Deutschland und Griechenland stärken die Forschungszusammenarbeit

Beide Länder investieren insgesamt 10 Millionen Euro in gemeinsame Forschungsprojekte / Rachel: "Wir setzen gemeinsam auf Zukunftsfelder"

Deutschland und Griechenland bauen ihre Zusammenarbeit in Forschung und Entwicklung aus. Für bilaterale Projekte wird bis zum Jahr 2015 ein Budget von insgesamt rund zehn Millionen Euro bereitgestellt.

Damit wollen die beiden Länder ihre erfolgreiche Zusammenarbeit weiterentwickeln und eine solide Grundlage für verstärkte Kooperationen schaffen. Im Rahmen ihrer wissenschaftlich-technischen Zusammenarbeit haben das Bundesministerium für Bildung und Forschung in Berlin und das griechische Ministerium für Bildung, religiöse Angelegenheiten, Kultur und Sport/Generalsekretariat für Forschung und Technologie in Athen daher eine neue Förderausschreibung veröffentlicht, die die Durchführung großer und finanziell umfangreicher bilateraler Projekte in Kooperation des öffentlichen und privaten Sektors fördern soll.

Der Wechsel hin zu Aktivitäten/Programmen, die zur wirtschaftlichen Entwicklung führen, wird zum Wachstum in spezifischen Forschungsbereichen gemeinsamen Interesses beitragen; beide Seiten können damit wirkungsvolle Beiträge zum gegenseitigen Nutzen ihrer Länder erbringen. Hiermit liefern sie zugleich ein erfolgreiches Instrumentarium zur Bewältigung der Herausforderungen der derzeitigen wirtschaftlichen Krise in Griechenland und weltweit.

Jedes Land fördert die Projektpartner aus dem eigenen Land, die sich in einem breiten Spektrum von Forschungsthemen bewerben können. Diese reichen zum Bespiel von der Gesundheits- und Energieforschung, der Bioökonomie über Schlüsseltechnologien, den Informations- und Kommunikationstechnologien, Nanotechnologie und Photonik bis hin zu den Geistes- und Sozialwissenschaften.

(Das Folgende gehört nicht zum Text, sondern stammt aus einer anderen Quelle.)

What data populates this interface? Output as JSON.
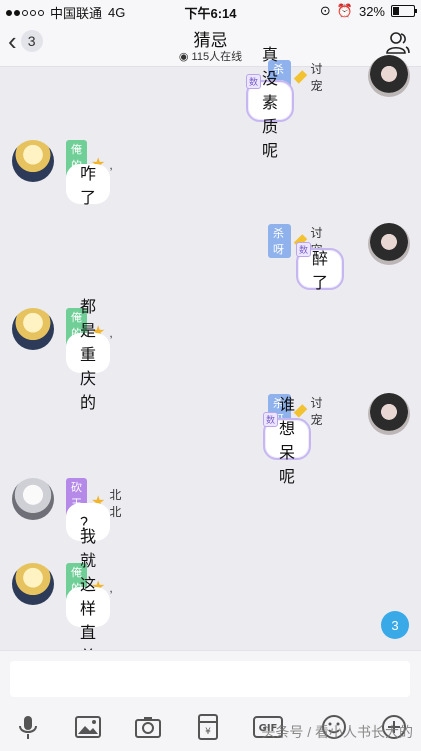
{
  "status_bar": {
    "carrier": "中国联通",
    "network": "4G",
    "time": "下午6:14",
    "battery": "32%",
    "battery_level": 0.32
  },
  "nav": {
    "back_count": "3",
    "title": "猜忌",
    "online": "115人在线"
  },
  "messages": [
    {
      "side": "right",
      "text": "真没素质呢",
      "badge": "数"
    },
    {
      "side": "left",
      "tag": "俺的许",
      "tag_color": "#6fcf97",
      "suffix": ",",
      "text": "咋了"
    },
    {
      "side": "right",
      "tag": "杀呀",
      "tag_color": "#8fb2ec",
      "name": "讨宠",
      "text": "醉了",
      "badge": "数"
    },
    {
      "side": "left",
      "tag": "俺的许",
      "tag_color": "#6fcf97",
      "suffix": ",",
      "text": "都是重庆的"
    },
    {
      "side": "right",
      "tag": "杀呀",
      "tag_color": "#8fb2ec",
      "name": "讨宠",
      "text": "谁想呆呢",
      "badge": "数"
    },
    {
      "side": "left",
      "tag": "砍王北",
      "tag_color": "#b489e8",
      "name": "北北",
      "text": "？"
    },
    {
      "side": "left",
      "tag": "俺的许",
      "tag_color": "#6fcf97",
      "suffix": ",",
      "text": "我就这样直着说"
    }
  ],
  "unread_count": "3",
  "toolbar": [
    "mic-icon",
    "image-icon",
    "camera-icon",
    "red-packet-icon",
    "gif-icon",
    "emoji-icon",
    "add-icon"
  ],
  "watermark": "头条号 / 看小人书长大的"
}
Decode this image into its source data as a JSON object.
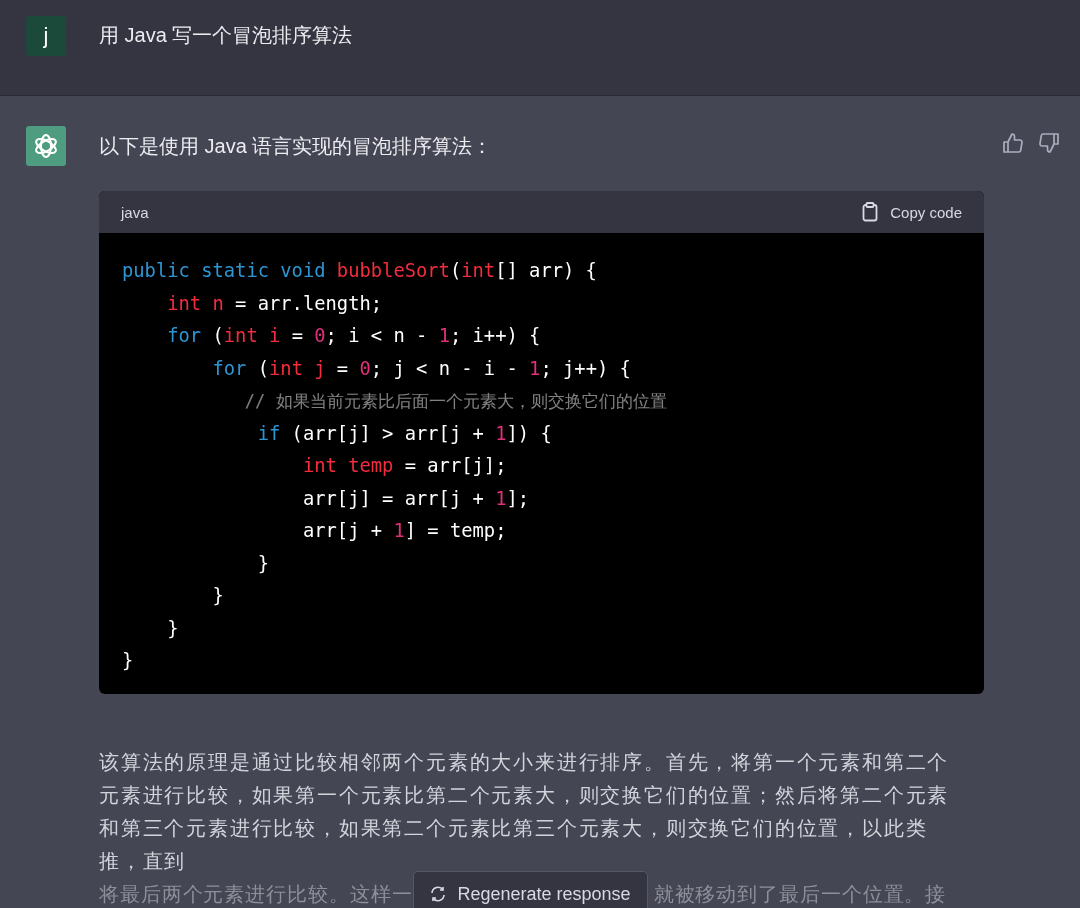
{
  "user_message": {
    "avatar": "j",
    "text": "用 Java 写一个冒泡排序算法"
  },
  "assistant_message": {
    "intro": "以下是使用 Java 语言实现的冒泡排序算法：",
    "code_block": {
      "language": "java",
      "copy_label": "Copy code",
      "lines": [
        [
          {
            "kind": "keyword",
            "text": "public static void "
          },
          {
            "kind": "function",
            "text": "bubbleSort"
          },
          {
            "kind": "plain",
            "text": "("
          },
          {
            "kind": "type",
            "text": "int"
          },
          {
            "kind": "plain",
            "text": "[] arr) {"
          }
        ],
        [
          {
            "kind": "type",
            "text": "    int "
          },
          {
            "kind": "variable",
            "text": "n"
          },
          {
            "kind": "plain",
            "text": " = arr.length;"
          }
        ],
        [
          {
            "kind": "keyword",
            "text": "    for"
          },
          {
            "kind": "plain",
            "text": " ("
          },
          {
            "kind": "type",
            "text": "int "
          },
          {
            "kind": "variable",
            "text": "i"
          },
          {
            "kind": "plain",
            "text": " = "
          },
          {
            "kind": "number",
            "text": "0"
          },
          {
            "kind": "plain",
            "text": "; i < n - "
          },
          {
            "kind": "number",
            "text": "1"
          },
          {
            "kind": "plain",
            "text": "; i++) {"
          }
        ],
        [
          {
            "kind": "keyword",
            "text": "        for"
          },
          {
            "kind": "plain",
            "text": " ("
          },
          {
            "kind": "type",
            "text": "int "
          },
          {
            "kind": "variable",
            "text": "j"
          },
          {
            "kind": "plain",
            "text": " = "
          },
          {
            "kind": "number",
            "text": "0"
          },
          {
            "kind": "plain",
            "text": "; j < n - i - "
          },
          {
            "kind": "number",
            "text": "1"
          },
          {
            "kind": "plain",
            "text": "; j++) {"
          }
        ],
        [
          {
            "kind": "comment",
            "text": "            // 如果当前元素比后面一个元素大，则交换它们的位置"
          }
        ],
        [
          {
            "kind": "keyword",
            "text": "            if"
          },
          {
            "kind": "plain",
            "text": " (arr[j] > arr[j + "
          },
          {
            "kind": "number",
            "text": "1"
          },
          {
            "kind": "plain",
            "text": "]) {"
          }
        ],
        [
          {
            "kind": "type",
            "text": "                int "
          },
          {
            "kind": "variable",
            "text": "temp"
          },
          {
            "kind": "plain",
            "text": " = arr[j];"
          }
        ],
        [
          {
            "kind": "plain",
            "text": "                arr[j] = arr[j + "
          },
          {
            "kind": "number",
            "text": "1"
          },
          {
            "kind": "plain",
            "text": "];"
          }
        ],
        [
          {
            "kind": "plain",
            "text": "                arr[j + "
          },
          {
            "kind": "number",
            "text": "1"
          },
          {
            "kind": "plain",
            "text": "] = temp;"
          }
        ],
        [
          {
            "kind": "plain",
            "text": "            }"
          }
        ],
        [
          {
            "kind": "plain",
            "text": "        }"
          }
        ],
        [
          {
            "kind": "plain",
            "text": "    }"
          }
        ],
        [
          {
            "kind": "plain",
            "text": "}"
          }
        ]
      ]
    },
    "explanation": "该算法的原理是通过比较相邻两个元素的大小来进行排序。首先，将第一个元素和第二个元素进行比较，如果第一个元素比第二个元素大，则交换它们的位置；然后将第二个元素和第三个元素进行比较，如果第二个元素比第三个元素大，则交换它们的位置，以此类推，直到",
    "faded_line_start": "将最后两个元素进行比较。这样一",
    "faded_line_end": "就被移动到了最后一个位置。接"
  },
  "regenerate_button": "Regenerate response"
}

Der Parlamentarische Staatssekretär im Bundesministerium für Bildung und Forschung, Thomas Rachel MdB, und der griechische Generalsekretär für Forschung und Technologie, Prof. Vassilis Maglaris, sagten: „Unser gemeinsames Ziel ist es, auf Zukunftsfelder zu setzen und damit die Wettbewerbsfähigkeit beider Länder zu stärken.“

Die neue, erweiterte Forschungs- und Entwicklungskooperation beider Länder basiert auf der deutsch-griechischen Vereinbarung über wissenschaftlich-technische Zusammenarbeit vom 30. November 1978 und berücksichtigt die die Deutsch-Griechische Partnerschaftsvereinbarung zur Stärkung der deutsch-griechischen Zusammenarbeit, die von der Bundeskanzlerin und dem griechischen Ministerpräsidenten im März 2010 ins Leben gerufen worden war.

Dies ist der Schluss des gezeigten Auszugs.